Loss of redoxin proteins exacerbates LRRK2‐mediated Parkinson's disease phenotype in C. elegans

Parkinson's disease (PD) is the second most common neurodegenerative disease worldwide, and oxidative stress is considered a major contributor to PD pathogenesis. Recently, we and others found that pathogenic mutations in the leucine rich repeat kinase 2 (LRRK2) gene linked to familial PD promote increased ROS generation in model neuronal cells in culture. The redoxin family of proteins, including peroxiredoxin and glutaredoxin, provides defenses against oxidative stress through peroxide‐scavenging and protein repair mechanisms. Hence, we hypothesized that loss of Prdx‐3 or Grx1 would result in exacerbation of the mutant LRRK2‐dependent PD phenotype. Previously we demonstrated that expression of mutant human LRRK2 in dopaminergic neurons of C. elegans resulted in impaired dopamine‐dependent behavior and age‐dependent loss of dopaminergic neurons. Here we report that mutant LRRK2 expression concomitant with embryonic knockout of Prdx‐3 or Grx1 exacerbates the impairment of dopamine‐dependent movement and increases the loss of dopaminergic neurons.

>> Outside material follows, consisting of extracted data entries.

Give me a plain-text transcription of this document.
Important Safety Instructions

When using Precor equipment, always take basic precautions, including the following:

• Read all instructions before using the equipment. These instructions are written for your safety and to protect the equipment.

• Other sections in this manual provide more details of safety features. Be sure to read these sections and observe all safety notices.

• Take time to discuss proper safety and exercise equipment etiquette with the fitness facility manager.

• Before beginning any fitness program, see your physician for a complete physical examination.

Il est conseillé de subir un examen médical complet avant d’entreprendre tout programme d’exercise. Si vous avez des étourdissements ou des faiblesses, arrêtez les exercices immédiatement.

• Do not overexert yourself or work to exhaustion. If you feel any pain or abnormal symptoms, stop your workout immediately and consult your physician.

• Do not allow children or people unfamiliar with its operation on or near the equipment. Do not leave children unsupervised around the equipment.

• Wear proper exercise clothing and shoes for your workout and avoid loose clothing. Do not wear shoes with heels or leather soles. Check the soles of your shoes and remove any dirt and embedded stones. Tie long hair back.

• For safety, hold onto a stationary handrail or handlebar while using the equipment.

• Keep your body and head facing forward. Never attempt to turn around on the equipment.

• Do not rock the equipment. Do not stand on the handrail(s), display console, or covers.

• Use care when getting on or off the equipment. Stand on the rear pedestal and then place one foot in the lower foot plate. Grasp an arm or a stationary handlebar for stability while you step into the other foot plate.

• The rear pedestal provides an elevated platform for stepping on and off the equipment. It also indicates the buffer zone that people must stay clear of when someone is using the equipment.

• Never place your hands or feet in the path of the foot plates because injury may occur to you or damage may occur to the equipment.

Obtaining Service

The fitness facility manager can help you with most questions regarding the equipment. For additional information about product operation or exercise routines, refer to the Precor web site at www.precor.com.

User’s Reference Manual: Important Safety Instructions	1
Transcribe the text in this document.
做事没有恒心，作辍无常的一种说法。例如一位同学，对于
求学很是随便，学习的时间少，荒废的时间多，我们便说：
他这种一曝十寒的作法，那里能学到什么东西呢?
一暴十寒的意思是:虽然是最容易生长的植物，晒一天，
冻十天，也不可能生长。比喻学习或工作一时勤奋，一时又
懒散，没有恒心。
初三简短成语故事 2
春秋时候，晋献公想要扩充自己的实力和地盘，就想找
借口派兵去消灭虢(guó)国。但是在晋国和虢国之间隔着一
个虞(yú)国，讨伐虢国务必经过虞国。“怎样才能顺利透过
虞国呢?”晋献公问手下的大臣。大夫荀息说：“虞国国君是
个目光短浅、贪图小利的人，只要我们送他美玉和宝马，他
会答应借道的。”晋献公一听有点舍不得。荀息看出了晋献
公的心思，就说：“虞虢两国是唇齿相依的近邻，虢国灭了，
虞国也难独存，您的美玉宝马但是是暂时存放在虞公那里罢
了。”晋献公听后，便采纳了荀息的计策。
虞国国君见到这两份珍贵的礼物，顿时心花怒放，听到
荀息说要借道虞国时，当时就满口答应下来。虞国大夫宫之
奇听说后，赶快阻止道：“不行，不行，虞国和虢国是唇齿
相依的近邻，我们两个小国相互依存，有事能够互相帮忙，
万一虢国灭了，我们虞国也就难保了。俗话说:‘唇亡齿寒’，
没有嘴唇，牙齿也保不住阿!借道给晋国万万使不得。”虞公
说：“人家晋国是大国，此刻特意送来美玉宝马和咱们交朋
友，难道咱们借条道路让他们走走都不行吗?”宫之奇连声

Notably, knockout of Prdx‐3 alone results in a PD phenotype. Thus, Grx1 and Prdx‐3 may act as novel PD suppressors in vivo. Current studies are focused on molecular mechanisms by which Grx1 and Prdx‐3 may mediate neuronal protection in vivo. Supported in part by NIH grants 5R21NS073170 (SGC & ALW) and T32GM008803 (WMJ), and VA grant BX000290 (JJM).